Car Wars: Hydrocarbons, Lithium, and the Greening Grid (CounterPunch)

New battle lines are being drawn in the auto industry over electric vehicles vs gas-powered vehicles.
March 26, 2024
From Openverse

Overview:

  • Electric vehicle sales are on the rise, reaching 10% in 2023 and causing concern among traditional petrol companies.
  • The debate over whether electric vehicles are better for the environment than gas-powered vehicles continues to heat up.
  • The transition to electric vehicles is inevitable as more countries plan to ban the sale of gas-powered vehicles by 2035.

Quotes:

  • But as Europe and others plan to ban the sale of gasmobiles by 2035 (2040 for gasoline-fuelled trucks and buses), the issue is whether EVs are bad for the environment: dirty versus clean, noisy versus quiet, armed global supply chains versus local microgrids. Few will be left unbloodied in the fight as we begin the revolution revolution and anoint new kings.
    • We can discard the obvious, that EVs produce as much pollution as gasmobiles because the grid is dirty, albeit elsewhere at the source, i.e., the fossil-fuel power plants that prime most of the electricity supply. That would be true if the grid was 100% brown, but those days are gone. Last year, global grid capacity was already 10% green (800 GW) and could become 100% green by 2050. Some countries such as Denmark (wind power) and Norway (hydroelectric) are already almost 100% green, where EV sales are rocketing. True, Norway still extracts oil and gas from lucrative North Sea stores and hydropower has green issues, but Norwegians no longer burn fossil fuels to fuel their grid.
  • As noted by environmentalist Jonathan P. Thompson in The Land Desk newsletter, “If the media paid as much attention to oil and gas mishaps as it did to clean energy calamities, it wouldn’t be able to cover much else.” Aesthetic issues are also concerns.

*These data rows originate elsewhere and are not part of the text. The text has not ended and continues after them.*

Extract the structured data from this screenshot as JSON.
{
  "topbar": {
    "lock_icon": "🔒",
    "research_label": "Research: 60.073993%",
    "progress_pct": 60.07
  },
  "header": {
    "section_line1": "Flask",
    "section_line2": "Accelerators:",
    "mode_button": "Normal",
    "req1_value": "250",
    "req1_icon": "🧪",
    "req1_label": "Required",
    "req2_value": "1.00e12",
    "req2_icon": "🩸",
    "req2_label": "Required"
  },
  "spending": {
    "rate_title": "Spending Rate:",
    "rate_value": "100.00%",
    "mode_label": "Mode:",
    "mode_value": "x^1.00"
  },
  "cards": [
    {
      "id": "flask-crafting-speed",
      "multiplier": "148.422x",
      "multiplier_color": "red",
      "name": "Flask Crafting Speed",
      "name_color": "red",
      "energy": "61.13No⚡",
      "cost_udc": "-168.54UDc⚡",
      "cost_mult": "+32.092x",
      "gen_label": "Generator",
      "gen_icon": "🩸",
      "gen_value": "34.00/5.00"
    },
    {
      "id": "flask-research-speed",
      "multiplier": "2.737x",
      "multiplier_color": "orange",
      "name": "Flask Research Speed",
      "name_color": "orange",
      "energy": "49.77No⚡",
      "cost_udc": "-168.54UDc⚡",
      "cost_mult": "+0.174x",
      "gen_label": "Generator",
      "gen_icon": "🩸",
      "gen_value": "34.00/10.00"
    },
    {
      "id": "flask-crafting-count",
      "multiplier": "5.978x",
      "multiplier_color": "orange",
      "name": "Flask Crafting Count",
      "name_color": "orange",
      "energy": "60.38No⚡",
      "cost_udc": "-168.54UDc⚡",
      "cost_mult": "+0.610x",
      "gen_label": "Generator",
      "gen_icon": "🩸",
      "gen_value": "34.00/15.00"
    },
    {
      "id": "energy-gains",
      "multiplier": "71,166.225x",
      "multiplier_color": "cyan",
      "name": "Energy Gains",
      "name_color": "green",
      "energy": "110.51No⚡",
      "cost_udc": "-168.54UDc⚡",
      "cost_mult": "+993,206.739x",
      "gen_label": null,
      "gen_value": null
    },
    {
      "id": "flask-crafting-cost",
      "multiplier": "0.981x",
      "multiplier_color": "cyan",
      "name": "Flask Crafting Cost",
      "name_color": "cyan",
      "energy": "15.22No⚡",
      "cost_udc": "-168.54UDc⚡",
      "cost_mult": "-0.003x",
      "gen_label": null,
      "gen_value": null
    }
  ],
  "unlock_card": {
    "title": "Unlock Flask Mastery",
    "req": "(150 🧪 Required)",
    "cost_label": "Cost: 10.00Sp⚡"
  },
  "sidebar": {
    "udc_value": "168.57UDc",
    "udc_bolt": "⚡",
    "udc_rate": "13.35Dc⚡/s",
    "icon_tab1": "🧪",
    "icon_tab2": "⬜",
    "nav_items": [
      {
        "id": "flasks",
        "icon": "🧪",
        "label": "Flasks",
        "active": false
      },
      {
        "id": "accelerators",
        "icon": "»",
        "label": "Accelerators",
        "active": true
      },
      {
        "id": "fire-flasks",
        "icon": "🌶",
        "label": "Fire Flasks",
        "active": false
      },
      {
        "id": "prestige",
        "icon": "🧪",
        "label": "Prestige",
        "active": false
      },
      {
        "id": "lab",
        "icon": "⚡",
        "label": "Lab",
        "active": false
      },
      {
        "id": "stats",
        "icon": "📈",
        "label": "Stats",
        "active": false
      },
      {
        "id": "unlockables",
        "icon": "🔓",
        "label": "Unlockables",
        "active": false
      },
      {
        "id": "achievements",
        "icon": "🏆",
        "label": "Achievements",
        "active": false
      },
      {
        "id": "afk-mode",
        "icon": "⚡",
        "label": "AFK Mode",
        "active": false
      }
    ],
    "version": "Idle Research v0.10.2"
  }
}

I wouldn’t want to live next to a wind farm, but most are located away from homes. I wouldn’t want to live near a coal plant, oil well, or petroleum refinery either. Unfortunately, millions of Americans live near such sites.
  • During the 2018 running of the London Marathon, NOx emissions decreased by 89%, highlighting the effect of tailpipe pollution that directly contributes to the premature deaths of about 40,000 Britons each year, roughly the same number who ran the marathon.